Selanjutnya ditambahkan oleh Prof Denny beserta tim, bahwa solusi yang ditawarkan untuk penyelesaian permasalahan atau tantangan dalam pengembangan ekosistem mangrove di wilayah Desa Bhumi Harapan sebagai sistem carbon capture and storage kawasan IKN untuk mewujudkan smart-sustainable forest city adalah (i) Menggunakan teknologi rehabilitasi mangrove telah di terapkan di wilayah pesisir Demak sejak tahun 2021 untuk mendukung upaya mitigasi bencana di wilayah pesisir. Teknologi ini merupakan kombinasi dari adanya bangunan pelindung pantai yang efektif, dan berfungsi sebagai perangkap sedimen untuk tumbuhnya mangrove. Penerapan teknologi rehabilitasi mangrove ini telah mampu menghasilkan ekosistem mangrove baru pada lahan yang telah rusak dengan hasil sangat baik dan dalam waktu yang cukup singkat; (ii) menggunakan pendekatan penghitungan proyeksi cadangan karbon dan valuasi jasa ekosistem dengan skenario hasil rehabilitasi yang dilakukan dan Menyusun roadmap restorasi mangrove guna optimalisasi fungsi CCS berikut skema jasa karbonnya
Hadir turut serta dalam penerapan teknologi di lapangan sebagai anggota tim diantaranya Prof. Bulan Prabawani dari Fakultas Ilmu Sosial dan Ilmu Politik; Prof. Wiwandari Handayani dan Dr. Dessy Ariyanti dari Fakultas Teknik, Selain itu turut terlibat pada kegiatan ini adalah para pemangku kebijakan dari Badan Restorasi Gambut dan Mangrove (BRGM) Agung Rusdiyatmoko, Mayasih Wigati, dan Giri Suryanta serta dari Otorita IKN.

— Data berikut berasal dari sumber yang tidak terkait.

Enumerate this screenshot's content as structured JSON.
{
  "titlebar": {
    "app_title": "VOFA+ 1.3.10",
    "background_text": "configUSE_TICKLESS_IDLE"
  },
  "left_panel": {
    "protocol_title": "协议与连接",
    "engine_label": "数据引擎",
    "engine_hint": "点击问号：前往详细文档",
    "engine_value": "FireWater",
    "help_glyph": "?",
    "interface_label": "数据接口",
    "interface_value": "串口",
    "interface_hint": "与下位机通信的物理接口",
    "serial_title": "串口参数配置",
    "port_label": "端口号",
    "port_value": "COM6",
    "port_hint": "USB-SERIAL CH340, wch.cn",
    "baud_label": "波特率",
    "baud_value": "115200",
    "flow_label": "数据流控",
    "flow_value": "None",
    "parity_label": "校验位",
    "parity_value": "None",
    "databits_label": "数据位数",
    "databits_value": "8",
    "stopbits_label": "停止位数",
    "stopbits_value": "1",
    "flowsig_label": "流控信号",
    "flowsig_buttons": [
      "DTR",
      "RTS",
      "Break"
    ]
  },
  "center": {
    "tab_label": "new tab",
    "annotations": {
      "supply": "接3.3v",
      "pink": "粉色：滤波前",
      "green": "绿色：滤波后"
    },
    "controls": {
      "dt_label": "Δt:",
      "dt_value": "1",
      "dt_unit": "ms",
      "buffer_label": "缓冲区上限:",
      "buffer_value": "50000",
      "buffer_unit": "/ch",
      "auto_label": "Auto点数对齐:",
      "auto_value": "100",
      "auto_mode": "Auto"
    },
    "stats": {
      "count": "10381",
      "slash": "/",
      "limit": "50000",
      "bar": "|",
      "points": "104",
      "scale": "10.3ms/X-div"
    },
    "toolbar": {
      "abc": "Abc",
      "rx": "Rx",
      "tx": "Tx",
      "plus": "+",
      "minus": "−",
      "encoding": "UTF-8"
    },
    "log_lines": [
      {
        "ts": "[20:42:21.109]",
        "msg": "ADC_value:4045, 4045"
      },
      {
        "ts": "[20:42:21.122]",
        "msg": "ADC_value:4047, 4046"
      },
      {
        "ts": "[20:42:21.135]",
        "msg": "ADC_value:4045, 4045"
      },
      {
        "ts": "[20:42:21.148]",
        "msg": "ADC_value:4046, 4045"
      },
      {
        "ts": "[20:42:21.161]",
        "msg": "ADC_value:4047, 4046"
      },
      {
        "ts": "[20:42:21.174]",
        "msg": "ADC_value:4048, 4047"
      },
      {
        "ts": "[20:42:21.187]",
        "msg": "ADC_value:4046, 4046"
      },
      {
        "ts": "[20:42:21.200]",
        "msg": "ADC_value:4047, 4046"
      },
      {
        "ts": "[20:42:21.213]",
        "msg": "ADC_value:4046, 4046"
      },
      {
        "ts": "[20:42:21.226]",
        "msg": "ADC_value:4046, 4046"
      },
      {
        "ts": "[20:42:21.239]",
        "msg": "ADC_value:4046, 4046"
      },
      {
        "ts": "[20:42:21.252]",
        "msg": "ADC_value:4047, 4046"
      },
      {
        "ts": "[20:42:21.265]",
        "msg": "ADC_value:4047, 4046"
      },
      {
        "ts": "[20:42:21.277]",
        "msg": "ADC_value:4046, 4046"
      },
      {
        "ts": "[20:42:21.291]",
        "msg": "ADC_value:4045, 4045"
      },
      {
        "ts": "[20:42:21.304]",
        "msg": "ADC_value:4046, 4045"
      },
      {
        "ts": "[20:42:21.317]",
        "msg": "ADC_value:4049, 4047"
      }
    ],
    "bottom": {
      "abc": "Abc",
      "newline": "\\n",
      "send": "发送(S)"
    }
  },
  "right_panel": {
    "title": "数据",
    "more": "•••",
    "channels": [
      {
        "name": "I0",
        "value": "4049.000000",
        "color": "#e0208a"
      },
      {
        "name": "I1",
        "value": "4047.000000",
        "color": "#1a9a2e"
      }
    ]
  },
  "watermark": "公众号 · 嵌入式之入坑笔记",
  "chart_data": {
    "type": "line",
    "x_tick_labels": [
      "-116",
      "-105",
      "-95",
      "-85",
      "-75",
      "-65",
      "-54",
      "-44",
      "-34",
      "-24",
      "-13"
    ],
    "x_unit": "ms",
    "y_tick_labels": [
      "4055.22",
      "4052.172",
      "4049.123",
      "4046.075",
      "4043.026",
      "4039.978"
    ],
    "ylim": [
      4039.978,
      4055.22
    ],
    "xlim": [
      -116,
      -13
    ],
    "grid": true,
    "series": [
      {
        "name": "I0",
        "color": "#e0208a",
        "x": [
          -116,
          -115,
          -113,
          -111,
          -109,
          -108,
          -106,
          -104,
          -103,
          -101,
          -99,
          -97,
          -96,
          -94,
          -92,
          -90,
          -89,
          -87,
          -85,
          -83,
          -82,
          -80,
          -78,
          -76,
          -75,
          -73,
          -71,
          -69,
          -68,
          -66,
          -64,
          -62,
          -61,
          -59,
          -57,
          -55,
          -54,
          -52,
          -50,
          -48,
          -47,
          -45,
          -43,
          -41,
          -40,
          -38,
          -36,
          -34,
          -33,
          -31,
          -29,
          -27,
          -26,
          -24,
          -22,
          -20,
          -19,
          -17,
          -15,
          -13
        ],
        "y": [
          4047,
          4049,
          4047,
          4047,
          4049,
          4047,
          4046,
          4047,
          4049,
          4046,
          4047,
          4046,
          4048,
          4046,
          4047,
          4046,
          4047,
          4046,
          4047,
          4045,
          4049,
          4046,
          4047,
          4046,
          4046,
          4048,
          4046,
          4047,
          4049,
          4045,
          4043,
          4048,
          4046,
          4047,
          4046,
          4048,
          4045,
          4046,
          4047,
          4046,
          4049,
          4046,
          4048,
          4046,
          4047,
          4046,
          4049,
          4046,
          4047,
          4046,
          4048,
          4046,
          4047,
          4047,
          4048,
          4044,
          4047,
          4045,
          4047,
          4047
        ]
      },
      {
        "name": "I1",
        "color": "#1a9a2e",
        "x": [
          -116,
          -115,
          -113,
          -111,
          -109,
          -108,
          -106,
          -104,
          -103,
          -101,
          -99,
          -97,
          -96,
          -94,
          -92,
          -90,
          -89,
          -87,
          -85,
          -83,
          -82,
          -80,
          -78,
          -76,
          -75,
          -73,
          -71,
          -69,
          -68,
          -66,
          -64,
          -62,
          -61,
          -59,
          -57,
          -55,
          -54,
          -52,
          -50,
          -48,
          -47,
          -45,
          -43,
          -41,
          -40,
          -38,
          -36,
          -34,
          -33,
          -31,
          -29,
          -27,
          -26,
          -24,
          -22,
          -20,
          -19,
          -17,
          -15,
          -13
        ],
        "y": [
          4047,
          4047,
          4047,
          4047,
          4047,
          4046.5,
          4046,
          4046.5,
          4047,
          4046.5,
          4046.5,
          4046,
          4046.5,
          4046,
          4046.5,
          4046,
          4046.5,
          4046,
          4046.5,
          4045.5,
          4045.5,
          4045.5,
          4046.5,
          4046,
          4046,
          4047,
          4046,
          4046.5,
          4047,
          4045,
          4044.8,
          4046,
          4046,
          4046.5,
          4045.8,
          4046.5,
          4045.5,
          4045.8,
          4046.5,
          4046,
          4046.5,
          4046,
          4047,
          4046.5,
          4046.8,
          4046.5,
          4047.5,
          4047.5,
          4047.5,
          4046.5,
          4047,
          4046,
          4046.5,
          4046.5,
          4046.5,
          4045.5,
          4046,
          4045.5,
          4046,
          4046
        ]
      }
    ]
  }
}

Penerapan teknologi rehabilitasi ini dilakukan dengan membuat suatu area/ruang untuk penanaman mangrove dengan ukuran 5 x 20 meter (100 m2) yang sekaligus menjadi Laboratorium Alam ini menggunakan material yang ekonomis, mudah di dapat, dan bersifat ramah lingkungan, seperti kayu dan bambu. Pada dasarnya, teknologi ini dibuat dengan tahapan sebagai berikut: (1) pembersihan lahan rehabilitasi dari sampah atau benda-benda lain yang tidak diperlukan, (2) pembuatan area rehabilitasi mangrove berukuran 5 x 20 meter di masing-masing wilayah studi dengan kayu, bambu atau berbahan baku lokal dan (3) pengurugan sedimen/tanah sekitar di dalam area mangrove. “Sedimen/tanah yang diurug memiliki karakteristik yang sama dengan sedimen pada lahan tersebut. Sedangkan perhitungan volume pengurugan sedimen/tanah ditentukan berdasarkan luasan lahan dan kedalaman perairan pada lahan yang akan dilakukan rehabilitasi,” ujar Denny.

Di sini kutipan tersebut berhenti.